Исторические сочинения Татищева, Щербатова, Ломоносова, Болтина — первых русских историков — вдохновлялись национальным самосознанием, искавшим для себя обоснования вне прежней церковной идеологии. С одной стороны, они стояли вообще за «светскую жизнь», с другой стороны, в изучении русского прошлого они находили удовлетворение своему новому чувству родины. Опираясь на идеи естественного права, примыкая к современным им философским течениям на Западе, они строили «новое сознание» секуляризованного человека XVIII века. Еще дальше эта работа пошла у тех, кого можно назвать представителями русского гуманизма XVIII века.
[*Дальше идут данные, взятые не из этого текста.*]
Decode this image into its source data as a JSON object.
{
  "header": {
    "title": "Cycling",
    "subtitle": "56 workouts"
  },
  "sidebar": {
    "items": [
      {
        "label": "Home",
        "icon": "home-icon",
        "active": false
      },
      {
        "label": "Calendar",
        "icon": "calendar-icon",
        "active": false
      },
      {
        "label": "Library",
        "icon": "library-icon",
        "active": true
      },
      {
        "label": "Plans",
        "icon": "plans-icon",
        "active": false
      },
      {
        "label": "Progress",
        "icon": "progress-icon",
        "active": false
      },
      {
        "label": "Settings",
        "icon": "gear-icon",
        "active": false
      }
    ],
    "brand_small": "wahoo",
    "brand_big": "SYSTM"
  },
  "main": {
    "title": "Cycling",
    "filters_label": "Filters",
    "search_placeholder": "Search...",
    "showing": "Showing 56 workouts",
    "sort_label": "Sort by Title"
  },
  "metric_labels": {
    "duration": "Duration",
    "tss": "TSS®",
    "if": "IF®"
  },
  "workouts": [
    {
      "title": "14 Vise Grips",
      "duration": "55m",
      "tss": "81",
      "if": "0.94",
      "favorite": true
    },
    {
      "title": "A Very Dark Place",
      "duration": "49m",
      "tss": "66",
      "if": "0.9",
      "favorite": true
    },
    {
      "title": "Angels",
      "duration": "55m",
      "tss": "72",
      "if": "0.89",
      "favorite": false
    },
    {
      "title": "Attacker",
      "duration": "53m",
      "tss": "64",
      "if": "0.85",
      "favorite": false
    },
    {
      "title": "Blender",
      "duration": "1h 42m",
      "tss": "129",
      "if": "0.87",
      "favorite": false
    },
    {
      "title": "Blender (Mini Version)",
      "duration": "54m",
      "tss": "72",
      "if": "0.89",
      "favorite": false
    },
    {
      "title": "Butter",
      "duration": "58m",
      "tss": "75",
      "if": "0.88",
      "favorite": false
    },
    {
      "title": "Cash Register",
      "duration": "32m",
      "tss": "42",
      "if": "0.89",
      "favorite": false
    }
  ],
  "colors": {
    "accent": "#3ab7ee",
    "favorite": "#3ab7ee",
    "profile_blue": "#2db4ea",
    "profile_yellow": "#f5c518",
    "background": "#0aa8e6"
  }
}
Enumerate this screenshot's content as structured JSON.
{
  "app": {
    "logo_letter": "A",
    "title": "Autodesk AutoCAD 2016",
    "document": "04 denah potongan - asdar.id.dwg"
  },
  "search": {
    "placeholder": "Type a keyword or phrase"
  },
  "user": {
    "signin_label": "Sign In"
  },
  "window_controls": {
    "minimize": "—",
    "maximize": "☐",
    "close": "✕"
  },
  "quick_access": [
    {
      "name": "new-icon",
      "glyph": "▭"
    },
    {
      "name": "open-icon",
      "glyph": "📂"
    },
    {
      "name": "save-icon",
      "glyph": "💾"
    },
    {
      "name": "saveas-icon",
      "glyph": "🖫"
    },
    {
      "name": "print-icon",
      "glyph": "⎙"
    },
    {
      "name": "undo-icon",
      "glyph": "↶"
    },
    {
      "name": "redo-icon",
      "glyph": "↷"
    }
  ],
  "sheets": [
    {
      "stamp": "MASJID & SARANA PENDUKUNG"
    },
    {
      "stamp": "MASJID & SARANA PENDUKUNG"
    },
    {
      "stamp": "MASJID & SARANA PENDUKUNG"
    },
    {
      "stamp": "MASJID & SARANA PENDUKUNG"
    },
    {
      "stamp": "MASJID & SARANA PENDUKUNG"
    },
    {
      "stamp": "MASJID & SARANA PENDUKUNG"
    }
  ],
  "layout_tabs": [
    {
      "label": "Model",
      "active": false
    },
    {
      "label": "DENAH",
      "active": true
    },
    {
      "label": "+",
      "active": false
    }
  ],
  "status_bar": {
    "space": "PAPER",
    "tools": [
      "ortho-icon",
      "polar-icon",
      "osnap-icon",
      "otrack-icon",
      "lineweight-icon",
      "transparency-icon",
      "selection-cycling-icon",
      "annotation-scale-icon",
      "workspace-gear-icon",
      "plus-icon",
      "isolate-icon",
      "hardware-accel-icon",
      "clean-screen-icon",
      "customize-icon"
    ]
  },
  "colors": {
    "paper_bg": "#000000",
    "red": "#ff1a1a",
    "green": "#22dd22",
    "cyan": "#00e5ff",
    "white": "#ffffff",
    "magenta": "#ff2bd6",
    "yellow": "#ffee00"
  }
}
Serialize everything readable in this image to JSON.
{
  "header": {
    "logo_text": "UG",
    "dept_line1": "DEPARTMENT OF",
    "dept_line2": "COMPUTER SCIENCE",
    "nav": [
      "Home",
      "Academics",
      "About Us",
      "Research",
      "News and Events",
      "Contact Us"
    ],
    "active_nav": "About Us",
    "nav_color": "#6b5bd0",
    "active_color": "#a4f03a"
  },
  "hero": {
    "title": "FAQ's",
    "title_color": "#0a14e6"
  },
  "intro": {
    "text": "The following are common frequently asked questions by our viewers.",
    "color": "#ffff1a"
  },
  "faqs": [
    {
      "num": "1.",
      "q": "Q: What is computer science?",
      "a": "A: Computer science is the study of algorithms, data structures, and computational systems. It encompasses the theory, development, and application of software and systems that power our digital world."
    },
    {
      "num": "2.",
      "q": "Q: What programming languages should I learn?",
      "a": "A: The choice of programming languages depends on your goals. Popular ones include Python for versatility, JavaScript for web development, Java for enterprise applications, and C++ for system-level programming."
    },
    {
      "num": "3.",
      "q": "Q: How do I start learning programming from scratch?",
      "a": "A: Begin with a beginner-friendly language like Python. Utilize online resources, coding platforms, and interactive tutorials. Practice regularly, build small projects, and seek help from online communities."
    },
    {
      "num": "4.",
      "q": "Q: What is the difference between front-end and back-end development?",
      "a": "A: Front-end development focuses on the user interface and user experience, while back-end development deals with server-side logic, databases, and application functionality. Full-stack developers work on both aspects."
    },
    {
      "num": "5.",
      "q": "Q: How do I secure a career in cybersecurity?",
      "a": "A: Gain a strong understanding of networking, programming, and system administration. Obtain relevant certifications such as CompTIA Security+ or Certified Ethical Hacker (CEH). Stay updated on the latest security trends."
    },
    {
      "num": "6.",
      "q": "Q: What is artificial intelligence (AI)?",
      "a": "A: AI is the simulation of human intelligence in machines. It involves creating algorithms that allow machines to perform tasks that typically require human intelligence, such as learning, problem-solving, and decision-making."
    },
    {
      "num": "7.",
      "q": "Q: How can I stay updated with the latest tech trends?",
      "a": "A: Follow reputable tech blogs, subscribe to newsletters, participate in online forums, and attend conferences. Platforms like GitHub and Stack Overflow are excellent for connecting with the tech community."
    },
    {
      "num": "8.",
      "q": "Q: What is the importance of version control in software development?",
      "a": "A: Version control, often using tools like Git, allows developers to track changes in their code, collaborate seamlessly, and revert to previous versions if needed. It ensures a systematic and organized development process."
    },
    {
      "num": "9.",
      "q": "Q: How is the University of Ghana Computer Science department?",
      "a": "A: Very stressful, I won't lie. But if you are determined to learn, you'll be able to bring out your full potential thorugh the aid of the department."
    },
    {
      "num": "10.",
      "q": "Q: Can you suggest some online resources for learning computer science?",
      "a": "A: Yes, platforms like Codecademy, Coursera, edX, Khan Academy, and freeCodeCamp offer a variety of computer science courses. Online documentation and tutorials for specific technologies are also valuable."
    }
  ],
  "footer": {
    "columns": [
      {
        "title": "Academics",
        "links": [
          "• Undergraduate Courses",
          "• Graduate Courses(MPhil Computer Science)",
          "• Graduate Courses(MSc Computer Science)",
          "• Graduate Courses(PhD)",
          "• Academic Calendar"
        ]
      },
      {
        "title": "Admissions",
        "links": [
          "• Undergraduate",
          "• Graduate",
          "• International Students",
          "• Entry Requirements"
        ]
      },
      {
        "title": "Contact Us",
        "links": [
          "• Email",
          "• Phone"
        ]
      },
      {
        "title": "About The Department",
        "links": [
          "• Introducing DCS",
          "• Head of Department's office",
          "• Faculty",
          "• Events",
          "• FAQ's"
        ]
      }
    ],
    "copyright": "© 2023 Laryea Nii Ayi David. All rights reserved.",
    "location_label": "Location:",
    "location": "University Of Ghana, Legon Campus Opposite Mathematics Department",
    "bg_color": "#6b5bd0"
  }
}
Уже у первых значительных русских поэтов XVIII века — Ломоносова и Державина — мы находим секуляризованный национализм, соединенный с гуманизмом. Уже не святая Русь, а Великая Русь вдохновляет их; национальный эрос, упоение величием России относятся всецело к эмпирическому бытию России вне всякого историософского обоснования. В этом обращении к России есть, конечно, реакция против слепого поклонения Западу и пренебрежительного отношения ко всему русскому, что так ярко проявлялось в русском вольтерианстве. Ломоносов был горячим патриотом и верил, что:
Может собственных Платонов
И быстрых разумом Невтонов
Российская земля рождать.
Державин, истинный «певец русской славы», защищает свободу и достоинство человека; в стихах, написанных на рождение внука Екатерины II (будущего императора Александра I), он восклицает:
Будь страстей твоих владыка,
Будь на троне человек.
Этот мотив чистого гуманизма все больше становится кристаллизационным ядром новой идеологии. Чтобы не потонуть в безмерном материале, сюда относящемся, остановимся только на двух ярких представителях русского гуманизма XVIII века — Новикове (мы имеем в виду первый период его деятельности) и Радищеве.
Новиков (1744-1818) родился в семье небогатого помещика, получил довольно слабое образование дома, но много потрудился над своим самообразованием. 25 лет он предпринял издание журнала («Трутень»), в котором проявил себя человеком большого общественного чутья, страстным обличителем разных неправд русской жизни, горячим идеалистом. Борясь со слепым поклонением Западу, высмеивая жестокие нравы русской жизни того времени, Новиков с глубокой скорбью пишет о тяжком положении русских крестьян. Работа мысли шла под знаком реакции тогдашним «западникам» и выработки нового национального самосознания. Но в гуманизме XVIII века у русских все чаще начинает выдвигаться основное значение морали и даже проповедуется первенство нравственности над разумом. В педагогических мечтах, столь близких в России XVIII века к утопическому плану «создания новой породы людей», на первое место выдвигали «развитие изящнейшего сердца», а не разума, развитие «умонаклонения к добру». Фонвизин в «Недоросле» высказывает даже такой афоризм: «Ум, коль скоро он только ум,— самая безделица; прямую цену уму дает благонравие». В этих словах очень типично выражен морализм, как некая новая черта русского сознания. Отчасти здесь было влияние Запада , но была здесь и своя собственная склонность к примату морали.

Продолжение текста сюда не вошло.